Weeze Frauenhaus: Letzter Ausweg für die Opfer

Weeze · Der Aktionstag "Nein zur Gewalt an Frauen" ist am 25. November. Verena Brahms hat unter den Wutausbrüchen ihres Partners gelitten. Bis sie den Mut fand, ihn zu verlassen. Hilfe bekam sie im Frauenhaus.

 Andrea Herrmanns, Leiterin des Frauenhauses Kleve, hat Verena Brahms geholfen, ihr Leben neu zu organisieren.
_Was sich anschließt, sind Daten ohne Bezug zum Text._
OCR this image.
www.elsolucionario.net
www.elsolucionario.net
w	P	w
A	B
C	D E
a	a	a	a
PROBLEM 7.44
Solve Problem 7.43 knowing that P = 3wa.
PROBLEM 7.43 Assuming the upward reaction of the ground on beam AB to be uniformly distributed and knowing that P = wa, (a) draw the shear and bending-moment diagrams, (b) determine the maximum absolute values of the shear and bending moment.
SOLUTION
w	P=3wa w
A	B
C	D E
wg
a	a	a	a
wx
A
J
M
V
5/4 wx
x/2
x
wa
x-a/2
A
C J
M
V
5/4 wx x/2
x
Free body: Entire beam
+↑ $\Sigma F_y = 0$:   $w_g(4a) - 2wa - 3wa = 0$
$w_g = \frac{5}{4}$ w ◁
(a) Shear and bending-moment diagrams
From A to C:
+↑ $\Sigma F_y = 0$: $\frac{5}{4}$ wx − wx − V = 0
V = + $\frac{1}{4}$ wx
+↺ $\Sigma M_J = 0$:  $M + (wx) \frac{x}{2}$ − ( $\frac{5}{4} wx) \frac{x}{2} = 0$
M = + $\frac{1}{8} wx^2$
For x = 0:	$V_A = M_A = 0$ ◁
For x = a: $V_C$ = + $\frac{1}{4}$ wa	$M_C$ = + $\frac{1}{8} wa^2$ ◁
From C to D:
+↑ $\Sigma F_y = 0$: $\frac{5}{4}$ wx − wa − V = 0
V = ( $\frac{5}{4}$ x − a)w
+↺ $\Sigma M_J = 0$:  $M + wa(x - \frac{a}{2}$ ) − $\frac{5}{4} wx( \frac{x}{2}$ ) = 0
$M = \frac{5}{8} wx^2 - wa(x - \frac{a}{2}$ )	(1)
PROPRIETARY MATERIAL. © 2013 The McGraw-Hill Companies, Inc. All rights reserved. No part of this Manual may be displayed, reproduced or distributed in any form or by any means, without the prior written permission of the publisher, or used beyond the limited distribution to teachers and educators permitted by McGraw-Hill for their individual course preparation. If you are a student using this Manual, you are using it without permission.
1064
Andrea Herrmanns, Leiterin des Frauenhauses Kleve, hat Verena Brahms geholfen, ihr Leben neu zu organisieren.

Foto: gerhard seybert

Lange Zeit hat Verena Brahms (* Name von der Redaktion geändert) in Angst gelebt. In der Angst, dass ihrem Mann doch einmal die Hand ausrutscht. Immer häufiger kam es in der Familie zu lautstarken verbalen Auseinandersetzungen. Je mehr ihr Mann trank, desto aggressiver wurde er. "Ich wollte einfach nicht warten, bis er mich oder meine Kinder tatsächlich schlägt", sagt Brahms. Also hat sie ihren Partner bei Nacht und Nebel verlassen. Hilfe fand sie im Frauenhaus Kleve. Sie habe damals einfach nicht weiter gewusst, sei völlig eingeschüchtert gewesen. "Selbstwertgefühl — das hatte ich nicht mehr", sagt sie. Es sei ein großer Schritt gewesen, im Frauenhaus um Unterstützung zu bitten. Aber es war die richtige Entscheidung", sagt Brahms. Dort habe sie sich einmal alles von der Seele reden können. "Ich war absolut abhängig von meinem Mann — in jeder Hinsicht", sagt sie. Im Frauenhaus hat sie gelernt, ihr Leben neu zu organisieren. Knapp drei Monate ist Brahms dort geblieben. "In dieser Zeit habe ich meine Angst abgelegt", sagt die 44-Jährige.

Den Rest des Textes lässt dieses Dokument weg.